А ответ на вопрос, зачем погромщики начали убивать вместе с дворянами-гугенотами их жен, детей и прочих родственников, некоторые исследователи предлагают поискать в тогдашнем королевском законодательстве. В частности, в тех статьях его, которые определяли процедуру и характер наследования движимого и недвижимого имущества.

Не вдаваясь в тонкости, все имущество вассала французской короны после его смерти переходило к родственникам, а за неимением их по истечении определенного срока поступало в королевскую казну. Так, например, поступали с имуществом казненных заговорщиков, формально не подлежавшим конфискации: установленный срок проходил, а претенденты из родственников не объявлялись (ибо это грозило им самим лишением головы: объявить их сообщниками было раз плюнуть), и все имущество уходило в казну.

Нет никаких достоверных свидетельств того, что кто-то из организаторов Варфоломеевской ночи сознательно и заранее продумал в том числе и такой меркантильный вопрос. Но известно, что погромщики получили от Екатерины Медичи и герцогов Анжуйского и де Гиза четкие инструкции, суть которых сводилась к одному: не оставлять в живых никого – в том числе и родню приговоренных. С другой стороны, это могла быть и понятная во времена кровной мести дополнительная страховка.

Кровавый опыт Варфоломеевской ночи крепко усвоили по крайней мере двое из высокопоставленных очевидцев. Одним был английский посол в Париже сэр Фрэнсис Уолсингем. Пораженный неоправданной беспечностью гугенотов, позволивших заманить себя в примитивную западню и не имевших даже лазутчиков во вражеском лагере, он задумался о разведывательной службе, которую и была им создана через годы в Англии.

А вторым – счастливо избежавший участи большинства своих соратников Генрих Наваррский. Значительно позднее, после бегства из столицы Франции, возвращения в лоно кальвинизма, еще одной вспыхнувшей религиозной войны, насильственной смерти двух королей (Карла IX и Генриха III) и герцога де Гиза, он победит Католическую лигу. И ценой еще одного (на сей раз добровольного) перехода в католичество займет французский престол, произнеся свою историческую фразу: «Париж стоит мессы».

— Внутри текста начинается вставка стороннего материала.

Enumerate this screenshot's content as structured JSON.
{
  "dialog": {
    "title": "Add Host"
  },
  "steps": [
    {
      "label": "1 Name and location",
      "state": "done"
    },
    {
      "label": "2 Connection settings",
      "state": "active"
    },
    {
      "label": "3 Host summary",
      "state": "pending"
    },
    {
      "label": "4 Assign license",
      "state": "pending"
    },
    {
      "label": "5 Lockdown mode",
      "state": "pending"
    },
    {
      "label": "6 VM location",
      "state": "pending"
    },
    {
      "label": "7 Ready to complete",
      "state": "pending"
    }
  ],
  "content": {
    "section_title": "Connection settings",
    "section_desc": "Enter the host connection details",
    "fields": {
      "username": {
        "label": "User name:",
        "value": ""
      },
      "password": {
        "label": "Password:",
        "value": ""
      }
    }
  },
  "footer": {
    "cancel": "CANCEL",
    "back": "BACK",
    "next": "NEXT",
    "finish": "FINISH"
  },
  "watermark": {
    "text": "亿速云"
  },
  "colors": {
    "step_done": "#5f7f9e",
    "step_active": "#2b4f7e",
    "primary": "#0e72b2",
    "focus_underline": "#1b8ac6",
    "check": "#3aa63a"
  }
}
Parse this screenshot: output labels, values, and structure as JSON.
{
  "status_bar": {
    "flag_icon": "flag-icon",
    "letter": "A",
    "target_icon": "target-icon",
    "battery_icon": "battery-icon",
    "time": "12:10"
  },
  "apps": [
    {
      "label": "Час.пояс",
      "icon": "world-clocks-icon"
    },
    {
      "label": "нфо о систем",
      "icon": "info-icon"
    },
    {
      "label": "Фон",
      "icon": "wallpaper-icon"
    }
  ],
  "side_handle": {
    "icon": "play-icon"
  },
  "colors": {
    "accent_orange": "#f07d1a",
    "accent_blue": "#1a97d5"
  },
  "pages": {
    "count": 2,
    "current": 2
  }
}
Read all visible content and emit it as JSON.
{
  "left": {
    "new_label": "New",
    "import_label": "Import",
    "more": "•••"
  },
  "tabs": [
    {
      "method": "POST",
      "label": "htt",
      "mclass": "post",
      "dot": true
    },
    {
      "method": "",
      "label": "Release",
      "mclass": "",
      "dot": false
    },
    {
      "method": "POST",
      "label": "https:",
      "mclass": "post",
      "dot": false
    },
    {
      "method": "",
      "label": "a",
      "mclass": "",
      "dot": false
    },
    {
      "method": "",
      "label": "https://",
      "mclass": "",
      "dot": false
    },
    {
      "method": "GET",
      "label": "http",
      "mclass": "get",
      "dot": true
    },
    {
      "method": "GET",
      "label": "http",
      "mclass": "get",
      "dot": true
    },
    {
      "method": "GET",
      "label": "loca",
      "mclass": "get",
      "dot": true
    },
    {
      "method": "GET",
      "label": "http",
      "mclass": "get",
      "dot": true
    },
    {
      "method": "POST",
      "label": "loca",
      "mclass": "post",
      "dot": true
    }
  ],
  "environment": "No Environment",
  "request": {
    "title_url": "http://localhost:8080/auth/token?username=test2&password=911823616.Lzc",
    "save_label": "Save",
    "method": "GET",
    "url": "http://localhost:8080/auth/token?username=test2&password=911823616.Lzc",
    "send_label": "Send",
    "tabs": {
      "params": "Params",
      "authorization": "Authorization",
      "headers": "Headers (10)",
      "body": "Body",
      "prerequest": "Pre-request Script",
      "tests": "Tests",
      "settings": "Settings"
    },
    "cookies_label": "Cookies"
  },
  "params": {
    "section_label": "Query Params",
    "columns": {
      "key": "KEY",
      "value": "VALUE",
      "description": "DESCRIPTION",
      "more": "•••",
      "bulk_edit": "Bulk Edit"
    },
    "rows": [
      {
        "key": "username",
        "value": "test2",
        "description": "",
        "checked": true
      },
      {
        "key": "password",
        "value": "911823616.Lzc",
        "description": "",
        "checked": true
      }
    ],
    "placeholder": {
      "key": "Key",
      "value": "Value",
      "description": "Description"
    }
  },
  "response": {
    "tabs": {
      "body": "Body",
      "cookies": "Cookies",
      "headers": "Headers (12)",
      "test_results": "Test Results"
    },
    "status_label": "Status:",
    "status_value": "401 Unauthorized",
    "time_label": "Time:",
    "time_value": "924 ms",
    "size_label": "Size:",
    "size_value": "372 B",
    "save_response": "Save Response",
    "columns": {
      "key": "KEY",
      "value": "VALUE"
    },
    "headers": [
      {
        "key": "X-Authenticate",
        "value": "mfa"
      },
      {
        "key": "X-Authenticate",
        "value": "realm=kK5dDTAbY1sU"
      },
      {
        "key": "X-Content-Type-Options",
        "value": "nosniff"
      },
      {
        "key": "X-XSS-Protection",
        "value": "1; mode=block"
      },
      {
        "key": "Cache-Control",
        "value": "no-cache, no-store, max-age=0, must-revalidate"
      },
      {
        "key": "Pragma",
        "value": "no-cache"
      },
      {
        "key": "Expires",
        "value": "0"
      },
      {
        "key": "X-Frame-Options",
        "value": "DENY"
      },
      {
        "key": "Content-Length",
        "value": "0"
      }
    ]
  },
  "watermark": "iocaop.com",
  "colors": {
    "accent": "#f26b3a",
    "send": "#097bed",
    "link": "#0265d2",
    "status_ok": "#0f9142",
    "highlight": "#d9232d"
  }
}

Варфоломеевская ночь принадлежит к тем историческим событиям, которые, оставив глубокий след в сознании людей, становятся вехами мировой истории. На основании таких вех, прежде всего, формируются наши повседневные представления о ходе истории. Со временем, когда доктринальные разногласия между католиками и гугенотами стали постепенно забываться, ночь с 24 на 25 августа 1572 года, канун праздника святого Варфоломея, стала символом религиозной нетерпимости как таковой, символом жестокого насилия, проявленного большинством по отношению к меньшинству.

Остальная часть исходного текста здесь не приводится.